There are still grounds for caution, however. HSBC’s own research puts the daily global turnover of yuan at 60 billion ($9.1 billion), a fraction of the $US3.2 trillion traded each day globally and ranking behind the Swedish kronor, Hong Kong dollar, Canadian dollar, Swiss franc, Australian dollar (about $US250 billion-worth), British sterling, yen, euro and US dollar.
Peking University-based finance professor and former investment banker Michael Pettis thinks there’s a lot of hype about the internationalisation of the yuan. “The impact is not going to be nearly as great as people think, at least for the next several years,” Pettis says. “There will certainly be significant growth in the use of the renminbi, but it would take a huge amount of growth simply for it to become a minor currency.”
But for smaller companies it can be a good option. Melbourne-based Studio 505, an architecture business with 25 professionals, now bills clients in yuan for projects in China.

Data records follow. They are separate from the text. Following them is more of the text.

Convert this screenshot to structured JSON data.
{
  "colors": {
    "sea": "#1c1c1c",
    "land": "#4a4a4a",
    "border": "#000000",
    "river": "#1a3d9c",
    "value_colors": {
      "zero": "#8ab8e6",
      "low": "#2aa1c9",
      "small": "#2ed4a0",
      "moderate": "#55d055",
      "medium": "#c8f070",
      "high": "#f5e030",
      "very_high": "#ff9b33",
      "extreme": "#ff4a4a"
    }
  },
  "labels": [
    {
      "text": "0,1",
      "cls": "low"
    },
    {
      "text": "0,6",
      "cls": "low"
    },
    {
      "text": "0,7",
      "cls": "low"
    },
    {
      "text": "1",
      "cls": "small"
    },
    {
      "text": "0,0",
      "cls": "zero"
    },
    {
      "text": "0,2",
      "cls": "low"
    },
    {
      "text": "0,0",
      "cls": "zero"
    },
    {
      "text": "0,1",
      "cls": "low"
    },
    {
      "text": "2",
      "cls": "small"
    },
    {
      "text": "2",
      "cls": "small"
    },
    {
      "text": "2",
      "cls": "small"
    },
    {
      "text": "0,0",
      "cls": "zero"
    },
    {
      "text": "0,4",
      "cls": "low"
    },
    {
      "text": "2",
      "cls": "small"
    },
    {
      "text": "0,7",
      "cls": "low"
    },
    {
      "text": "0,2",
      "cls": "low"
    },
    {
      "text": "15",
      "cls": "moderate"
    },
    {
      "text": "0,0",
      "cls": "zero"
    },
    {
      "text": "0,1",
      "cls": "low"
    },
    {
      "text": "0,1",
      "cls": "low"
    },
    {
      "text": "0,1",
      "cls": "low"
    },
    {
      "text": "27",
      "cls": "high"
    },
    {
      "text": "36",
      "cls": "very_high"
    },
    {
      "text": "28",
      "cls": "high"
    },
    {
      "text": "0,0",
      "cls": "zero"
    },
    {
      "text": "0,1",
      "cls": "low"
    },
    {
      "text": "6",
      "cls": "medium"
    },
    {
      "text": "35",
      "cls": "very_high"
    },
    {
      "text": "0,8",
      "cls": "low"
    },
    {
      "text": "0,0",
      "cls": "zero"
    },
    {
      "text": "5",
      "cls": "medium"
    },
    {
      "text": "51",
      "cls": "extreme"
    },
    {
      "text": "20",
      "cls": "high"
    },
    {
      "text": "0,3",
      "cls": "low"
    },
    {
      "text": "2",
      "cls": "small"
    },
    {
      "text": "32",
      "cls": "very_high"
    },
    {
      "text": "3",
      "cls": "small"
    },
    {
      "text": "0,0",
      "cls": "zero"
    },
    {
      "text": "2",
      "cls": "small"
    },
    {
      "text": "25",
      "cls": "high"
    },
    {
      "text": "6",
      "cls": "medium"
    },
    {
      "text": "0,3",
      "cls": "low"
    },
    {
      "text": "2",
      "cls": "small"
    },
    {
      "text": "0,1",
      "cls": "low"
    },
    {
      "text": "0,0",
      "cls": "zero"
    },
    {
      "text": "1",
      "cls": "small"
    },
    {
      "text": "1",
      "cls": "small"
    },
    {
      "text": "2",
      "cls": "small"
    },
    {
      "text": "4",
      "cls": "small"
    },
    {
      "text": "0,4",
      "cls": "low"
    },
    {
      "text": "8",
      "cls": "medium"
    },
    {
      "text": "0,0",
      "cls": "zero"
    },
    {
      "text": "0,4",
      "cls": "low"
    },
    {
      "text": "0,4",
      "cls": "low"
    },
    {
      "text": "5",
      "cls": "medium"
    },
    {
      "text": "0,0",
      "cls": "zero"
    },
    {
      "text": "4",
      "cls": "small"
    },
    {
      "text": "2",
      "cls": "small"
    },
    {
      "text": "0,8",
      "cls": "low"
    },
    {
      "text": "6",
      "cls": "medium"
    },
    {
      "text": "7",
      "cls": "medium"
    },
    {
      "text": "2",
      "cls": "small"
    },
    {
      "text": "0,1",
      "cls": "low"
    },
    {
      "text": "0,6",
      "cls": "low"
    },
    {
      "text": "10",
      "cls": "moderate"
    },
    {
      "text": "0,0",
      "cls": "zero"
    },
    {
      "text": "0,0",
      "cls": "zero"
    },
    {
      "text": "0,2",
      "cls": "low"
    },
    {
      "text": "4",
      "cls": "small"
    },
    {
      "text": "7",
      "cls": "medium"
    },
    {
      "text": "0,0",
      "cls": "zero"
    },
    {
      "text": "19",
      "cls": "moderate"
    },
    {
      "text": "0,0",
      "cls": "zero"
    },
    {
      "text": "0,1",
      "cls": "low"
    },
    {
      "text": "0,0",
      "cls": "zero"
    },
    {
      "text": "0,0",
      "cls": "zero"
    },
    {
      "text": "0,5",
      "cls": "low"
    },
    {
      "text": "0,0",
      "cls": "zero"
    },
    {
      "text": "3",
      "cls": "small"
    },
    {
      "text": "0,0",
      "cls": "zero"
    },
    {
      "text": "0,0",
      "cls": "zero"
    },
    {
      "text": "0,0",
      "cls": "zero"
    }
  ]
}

But in early 2010, in an attempt to hedge its foreign currency exposure, it opened both Singaporean dollar and US dollar accounts. The Aussie’s subsequent relentless rise lost the firm more money than director Dylan Brady anticipated. So the next year he closed the accounts and now payments are made through a foreign exchange company that has accounts in both countries and pays into the company’s Australian account.
“When money comes in from overseas, we convert it at whatever the day rate is,” Brady says.